Figures from Greater Manchester Police regarding the recent legislation of phone use while driving show that 150+ drivers were still caught using their phones in March. Penalties were also issued for people not in control of their vehicle for offences such as adjusting their sat navs.
This comes off the back of changes in legislation that mean that people caught using their mobile phones while driving can face higher fines (£200 up from £100) and 6 points on their licence. If you’ve only been driving for less than two years and you’re caught using your mobile phone, then it’s back to driving school for you. Six points will get your licence revoked in the first two years of driving, and you’ll still get your £200 fine as well.

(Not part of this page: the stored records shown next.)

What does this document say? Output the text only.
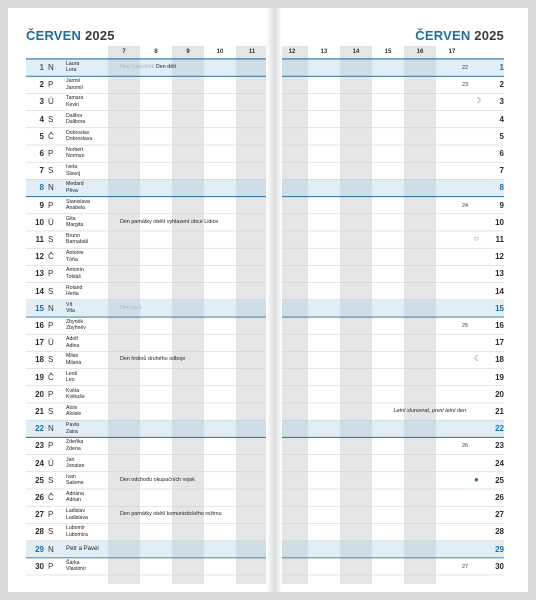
ČERVEN 2025	ČERVEN 2025
7	8	9	10	11	12	13	14	15	16	17
1 N	Laura
Lora
Nov. Lahodník Den dětí	22	1
2 P	Jarmil
Jaromil	23	2
3 Ú	Tamara
Kevin	☽	3
4 S	Dalibor
Dalibora	4
5 Č	Dobroslav
Dobroslava	5
6 P	Norbert
Norman	6
7 S	Iveta
Slavoj	7
8 N	Medard
Pěva	8
9 P	Stanislava
Anabela	24	9
10 Ú	Gita
Margita
Den památky obětí vyhlazení obce Lidice	10
11 S	Bruno
Barnabáš	○	11
12 Č	Antonie
Tóňa	12
13 P	Antonín
Tobiáš	13
14 S	Roland
Herta	14
15 N	Vít
Vita
Den otců	15
16 P	Zbyněk
Zbyhněv	25	16
17 Ú	Adolf
Adina	17
18 S	Milan
Milana
Den hrdinů druhého odboje	☾	18
19 Č	Leoš
Leo	19
20 P	Květa
Květuše	20
21 S	Alois
Aloisie
Letní slunovrat, první letní den	21
22 N	Pavla
Zaira	22
23 P	Zdeňka
Zdena	26	23
24 Ú	Jan
Jonatan	24
25 S	Ivan
Salome
Den odchodu okupačních vojsk	●	25
26 Č	Adriána
Adrian	26
27 P	Ladislav
Ladislava
Den památky obětí komunistického režimu	27
28 S	Lubomír
Lubomíra	28
29 N	Petr a Pavel	29
30 P	Šárka
Vlastimír	27	30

Ultimately, it’s still annoying seeing drivers using their mobile phones on the road, and causing problems for other drivers as they’re distracted by their phones while driving, or even at traffic lights when they don’t realise the lights have changed to green.
It’s no wonder that the government are urging phone network companies and the phone makers to create a new system that would disable phone functionality while driving.
“Our fire crews see the harsh realities of what can happen if motorists use mobile phones while driving and find themselves in a collision, trapped and injured.”
PAUL ETCHES – GREATER MANCHESTER FIRE & RESCUE SERVICE
Police are going to extra lengths at the moment to ensure that drivers using mobile phones are penalised in an effort to try and significantly reduce the amount of dangerous drivers on the road. One method that they’ve started using is an undercover double-decker bus that allows police to look down from above to see if drivers are using their mobile phones as they’re tucked between their legs.
Inspector Tony Allt from Greater Manchester Police’s Roads Policing Unit said: “During the intensive national campaign regarding the increase in penalties for using a mobile phone, officers could see a notable reduction in people willing to take the risk of committing the offence.”